Currently working on the Mux4way16 gate implementation. I'm able to successfully pass all but the final test and was wondering if I'd be able to email my HDL code to someone so I could get some feedback.
Thanks :)

Administrator

You can go ahead and post it here. We just need to be sure to delete it once the discussion runs it's course.


Great! Here it is:
CHIP Mux4Way16 {
IN a[16], b[16], c[16], d[16], sel[2];
OUT out[16];
PARTS:
Mux16(a=a, b=b, sel=sel[0], out=out1);
Mux16(a=c, b=d, sel=sel[1], out=out2);
Mux16(a=out1, b=out2, out=out);
}
I imagine my error has to do with the selector bit, but I'm not sure what to do differently. My reasoning was you plugged in each selector bit independently in the first two Mux16s and therefore didn't need one for the third.

Administrator

You have the right basic topology, but your reasoning is going off the rails.
The Mux16 has to have a sel signal controlling it. Otherwise which of the two inputs will appear at the output? Whichever one it is, it means that the other one can never appear at the output. Never leave inputs unconnected.
Make a truth table showing first your two select bits and which output you want for each possibility. There should be four rows (not counting the column headings).
Then start looking at what signals have to feed each of the three Mux16s for each case. For instance, in the case where both sel bits are zero, your 'a' input has to go into the first input of one of the two (firstline) Mux16 and then the output of that one has to go to the first input of the third (second line) Mux16 in order to get to the output.

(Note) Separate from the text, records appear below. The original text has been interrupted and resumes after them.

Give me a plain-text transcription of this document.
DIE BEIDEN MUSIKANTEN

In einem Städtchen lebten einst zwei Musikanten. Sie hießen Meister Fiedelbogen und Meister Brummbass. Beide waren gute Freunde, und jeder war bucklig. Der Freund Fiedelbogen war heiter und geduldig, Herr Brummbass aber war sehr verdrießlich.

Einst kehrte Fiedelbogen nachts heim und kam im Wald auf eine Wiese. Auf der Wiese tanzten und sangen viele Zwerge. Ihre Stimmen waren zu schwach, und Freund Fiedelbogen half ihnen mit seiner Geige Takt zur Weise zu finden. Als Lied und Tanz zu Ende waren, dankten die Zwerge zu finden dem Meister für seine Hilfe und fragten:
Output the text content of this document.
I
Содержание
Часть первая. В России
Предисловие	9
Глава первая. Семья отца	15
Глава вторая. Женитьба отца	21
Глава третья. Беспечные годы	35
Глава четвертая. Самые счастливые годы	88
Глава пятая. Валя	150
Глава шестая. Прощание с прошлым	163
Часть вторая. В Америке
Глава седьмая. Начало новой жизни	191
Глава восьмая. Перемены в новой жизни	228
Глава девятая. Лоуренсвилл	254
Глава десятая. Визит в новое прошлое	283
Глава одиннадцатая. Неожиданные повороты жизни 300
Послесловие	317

Ok. Would finding the canonical representation be helpful here? If so, how do I go about that with gates like Mux and DMux?

Administrator

If the canonical representation you are referring to is something like the SumofProducts (or ProductofSums) representation, then probably not.
But how about doing this.
You have the basic topology (two of your input signals going into one Mux16 and the other two going into the another and then the outputs of those two Mux16s going into a third Mux16 that provides the final output.
So you have three control signals (one for each Mux16). Call them X, Y, and Z.
For each combination of the two select input bits, what do the X, Y and Z signals need to be in order to get the desired result? This gives you three logic problems (one for X, one for Y, and one for Z) each of which is a function of two inputs (sel[1] and sel[0]).
You could randomly assign the four input signals ('a', 'b', 'c', and 'd') to the Mux16 inputs and make the circuit work this way (and, at the end of the day, that's all the matters for this project). But you will discover that if you choose your assignments with a bit of care, that the logic for each of the Mux16 select inputs becomes trivial.